Among the small handful of New York Times articles covering Africa on any given day, on April 22, 2003, international editors found this gem to be newsworthy: “In Remotest Kenya, a Supermodel Is Hard to Find.” As Marc Lacey reported, Elite Model Management scout Lyndsey McIntyre “had visions of the supermodels Iman and Alek Wek in her head when she arrived in this remote village near the Somalia border, where she had heard the girls were tall, slim and striking.” The object of her safari was “a new African supermodel with a breathtaking new look[,] a slinky figure [and] straight white teeth.”

This was no easy task. McIntyre, whom the article describes as a 37-year-old British blond, had the highest of standards to meet: ”If I’m going to pull someone out of the bush, she has to be the type who when she walks into a room people’s jaws hit the floor.” However, she faced not only aesthetic challenges (lazy eyes, girls “tall but far too plump for the runway”), but the locals’ wariness. In the predominantly Muslim area McIntyre was visiting, parents worried that their daughters’ images would be used to sell alcohol and tobacco. Others “believe that photographs steal their souls or take years off their lives.” If they only knew.

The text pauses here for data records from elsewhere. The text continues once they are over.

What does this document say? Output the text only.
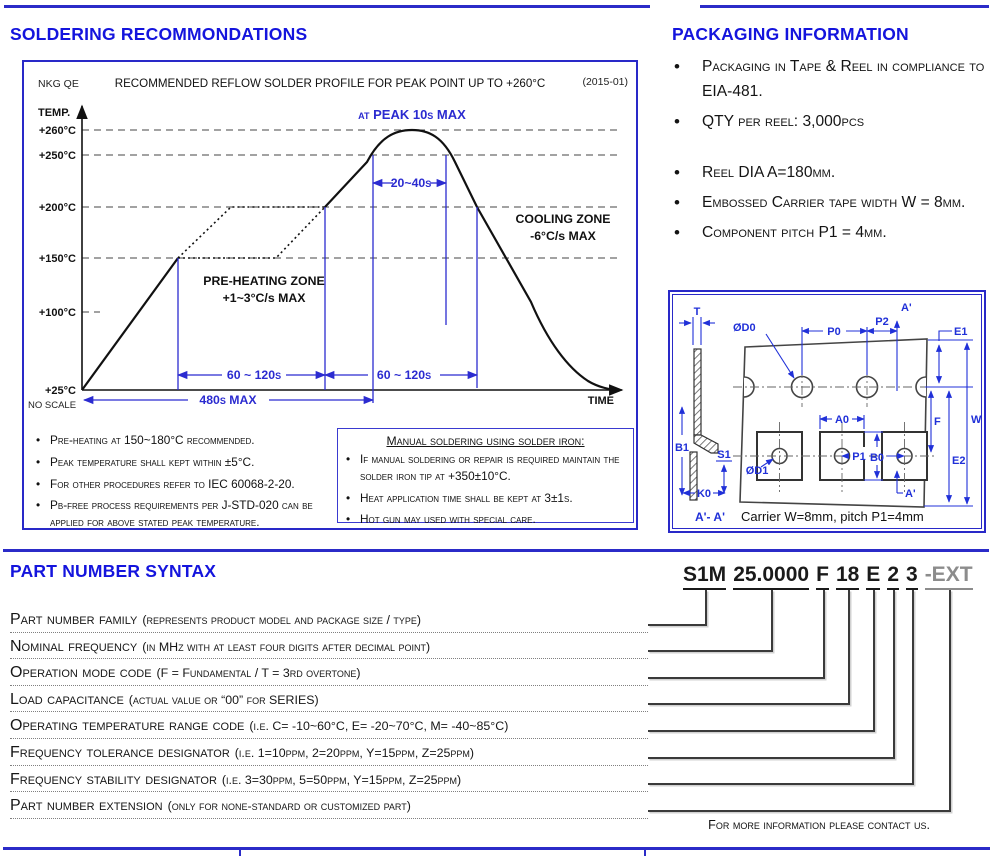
SOLDERING RECOMMONDATIONS
NKG QE	RECOMMENDED REFLOW SOLDER PROFILE FOR PEAK POINT UP TO +260°C	(2015-01)
20~40s
60 ~ 120s	60 ~ 120s
480s MAX
at PEAK 10s MAX
COOLING ZONE
-6°C/s MAX
PRE-HEATING ZONE
+1~3°C/s MAX
TEMP.
+260°C
+250°C
+200°C
+150°C
+100°C
+25°C
TIME
NO SCALE
• Pre-heating at 150~180°C recommended.
• Peak temperature shall kept within ±5°C.
• For other procedures refer to IEC 60068-2-20.
• Pb-free process requirements per J-STD-020 can be applied for above stated peak temperature.
Manual soldering using solder iron:
• If manual soldering or repair is required maintain the solder iron tip at +350±10°C.
• Heat application time shall be kept at 3±1s.
• Hot gun may used with special care.
PACKAGING INFORMATION
• Packaging in Tape & Reel in compliance to EIA-481.
• QTY per reel: 3,000pcs
• Reel DIA A=180mm.
• Embossed Carrier tape width W = 8mm.
• Component pitch P1 = 4mm.
T
ØD0	P0
P2
A'
E1
F
E2
W
A0
B0
P1
ØD1
B1
S1
K0	A'
A'- A' Carrier W=8mm, pitch P1=4mm
PART NUMBER SYNTAX	S1M 25.0000 F 18 E 2 3 -EXT
Part number family (represents product model and package size / type)
Nominal frequency (in MHz with at least four digits after decimal point)
Operation mode code (F = Fundamental / T = 3rd overtone)
Load capacitance (actual value or “00” for SERIES)
Operating temperature range code (i.e. C= -10~60°C, E= -20~70°C, M= -40~85°C)
Frequency tolerance designator (i.e. 1=10ppm, 2=20ppm, Y=15ppm, Z=25ppm)
Frequency stability designator (i.e. 3=30ppm, 5=50ppm, Y=15ppm, Z=25ppm)
Part number extension (only for none-standard or customized part)
For more information please contact us.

While Lacey doesn’t completely condone the worldview that motivates McIntyre, he never hints that this “opportunity of a lifetime” might be anything but glamorous or liberating. Rather, he assumes a supposedly objective perspective from which he can pit the absurdity of the supermodel search against the backwardness of the local culture in an amusing “The Gods Must Be Crazy” culture-clash anecdote that makes all of its subjects look fairly ridiculous. He thereby misses what might actually be a worthwhile story and an illuminating discussion of race, sex, and international cultural politics. Instead he invites the reader to join him in his “above-it-all” position from which they both can shake their heads condescendingly at the article’s subjects, without implicating themselves in any part of the political and cultural dynamic portrayed, nor admitting the sexism and racism that informs their own assumption of superiority.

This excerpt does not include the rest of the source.